News Room
For dads mad with wanderlust—or perhaps who call many places home—we’ve chosen five adventurous reads that investigate cities, languages and journeys, both personal and political, across the world.
Blood River / Tim Butcher
When Daily Telegraph correspondent Butcher was sent to Africa in 2000 he quickly became obsessed with the legendary Congo River and the idea of recreating explorer H. M. Stanley’s famous 1874 expedition along the three-thousand-mile waterway. Despite warnings that his plan was suicidal, Butcher set out for the Congo’s eastern border with just a rucksack and a few thousand dollars hidden in his boots. This utterly absorbing narrative chronicles his forty-four-day journey along the Congo River.
The Interior Circuit / Francisco Goldman
It’s the summer of 2013, five years after the death of Francisco Goldman’s wife. The narco war rages on in Mexico and, with the restoration of the Institutional Revolutionary Party to power, Mexico City’s apartness from violence seems threatened. Goldman’s story of his emergence from grief during this tumultuous time—symbolized by his attempt to overcome his fear of driving in Mexico City—fuses a personal journey to an account of a remarkable and misunderstood world city. This is the chronicle of an awakening, both personal and political, “interior” and “exterior,” to the meaning and responsibilities of home.
Lingo / Gaston Dorren
Whether you’re a frequent visitor to Europe or just an armchair traveler, the extraordinary stories in Lingo will forever change the way you think about the continent, and may even make you want to learn a new language. This book spins the reader on a whirlwind tour of sixty European languages and dialects, sharing quirky moments from their histories and exploring their commonalities and differences. (And if pops digs Lingo, Dorren has more linguistic fun in the works: his follow-up, Babel—a whistle-stop tour of the world’s twenty most-spoken languages—publishes on December 4, 2018.)
Walking the Americas / Levison Wood
Levison Wood’s famous walking expeditions have taken him from the the Nile River (chronicled in Walking the Nile) to the peaks of the Himalayas. In Walking the Americas, Wood recounts his latest adventure: a 1,800-mile trek across the spine of the Americas, through eight countries, from Mexico to Colombia.
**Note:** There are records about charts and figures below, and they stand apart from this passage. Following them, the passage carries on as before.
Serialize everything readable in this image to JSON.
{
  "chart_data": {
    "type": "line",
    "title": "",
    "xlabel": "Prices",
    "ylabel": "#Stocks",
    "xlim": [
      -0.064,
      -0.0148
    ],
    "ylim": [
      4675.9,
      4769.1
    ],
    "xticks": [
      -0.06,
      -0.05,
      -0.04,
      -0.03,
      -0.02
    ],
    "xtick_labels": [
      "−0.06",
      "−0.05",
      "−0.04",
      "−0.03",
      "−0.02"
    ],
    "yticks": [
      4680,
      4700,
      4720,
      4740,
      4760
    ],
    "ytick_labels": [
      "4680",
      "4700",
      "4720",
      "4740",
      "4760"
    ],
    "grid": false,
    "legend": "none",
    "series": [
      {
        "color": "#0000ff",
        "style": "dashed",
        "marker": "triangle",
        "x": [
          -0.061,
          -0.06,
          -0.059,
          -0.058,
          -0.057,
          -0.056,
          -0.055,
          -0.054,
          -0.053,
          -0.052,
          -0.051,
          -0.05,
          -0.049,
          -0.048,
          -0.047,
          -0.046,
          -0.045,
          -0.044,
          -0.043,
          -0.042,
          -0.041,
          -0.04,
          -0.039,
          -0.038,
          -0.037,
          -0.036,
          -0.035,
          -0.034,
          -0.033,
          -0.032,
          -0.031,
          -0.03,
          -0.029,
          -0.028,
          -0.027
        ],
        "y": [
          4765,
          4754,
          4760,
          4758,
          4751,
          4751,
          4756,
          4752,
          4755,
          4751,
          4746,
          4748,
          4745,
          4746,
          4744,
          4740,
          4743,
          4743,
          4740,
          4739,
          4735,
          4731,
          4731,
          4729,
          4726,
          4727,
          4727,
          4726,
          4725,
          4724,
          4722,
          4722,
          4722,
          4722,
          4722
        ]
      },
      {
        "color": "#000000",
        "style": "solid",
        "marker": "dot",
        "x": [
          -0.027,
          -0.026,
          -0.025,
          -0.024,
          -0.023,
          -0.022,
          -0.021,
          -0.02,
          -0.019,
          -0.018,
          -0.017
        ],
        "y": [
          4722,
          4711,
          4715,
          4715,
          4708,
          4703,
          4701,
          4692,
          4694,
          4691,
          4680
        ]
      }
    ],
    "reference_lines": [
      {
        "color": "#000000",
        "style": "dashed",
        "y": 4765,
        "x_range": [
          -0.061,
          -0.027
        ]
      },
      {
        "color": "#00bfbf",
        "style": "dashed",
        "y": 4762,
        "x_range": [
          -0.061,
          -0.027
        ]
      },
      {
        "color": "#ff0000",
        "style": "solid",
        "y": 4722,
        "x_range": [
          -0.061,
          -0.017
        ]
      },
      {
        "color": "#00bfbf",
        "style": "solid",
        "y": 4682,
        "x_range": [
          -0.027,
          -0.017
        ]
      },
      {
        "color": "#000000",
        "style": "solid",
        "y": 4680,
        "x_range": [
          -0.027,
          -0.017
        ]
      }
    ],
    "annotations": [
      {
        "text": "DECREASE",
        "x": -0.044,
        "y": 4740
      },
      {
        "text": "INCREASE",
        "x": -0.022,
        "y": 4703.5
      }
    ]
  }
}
Beginning in the Yucatán—and moving south through Belize, Guatemala, Honduras, Nicaragua, Costa Rica, and Panama—Wood’s journey takes him from sleepy barrios to glamorous cities to ancient Mayan ruins, and requires every ounce of his strength and guile to survive.
The Zanzibar Chest / Aidan Hartley
In his final days, rising from a bed made of mountain cedar, Aidan Hartley’s father says to him, “We should have never come.” He spoke of a colonial legacy stretching back through four generations. From great-great-grandfather William Temple, awarded the Victoria Cross for his role in defending British settlements in nineteenth century New Zealand, to his father, a colonial officer sent to Africa in the 1920s, these intrepid men traveled to exotic lands to conquer, to build, and finally, as Hartley does in The Zanzibar Chest, to bear witness. Weaving together his family’s history and his childhood in Africa, Hartley tells us what he saw, weaving an enthralling narrative of men and women meddling with, embracing, and ultimately being transformed by other cultures—one of the most important examinations of colonialism ever written.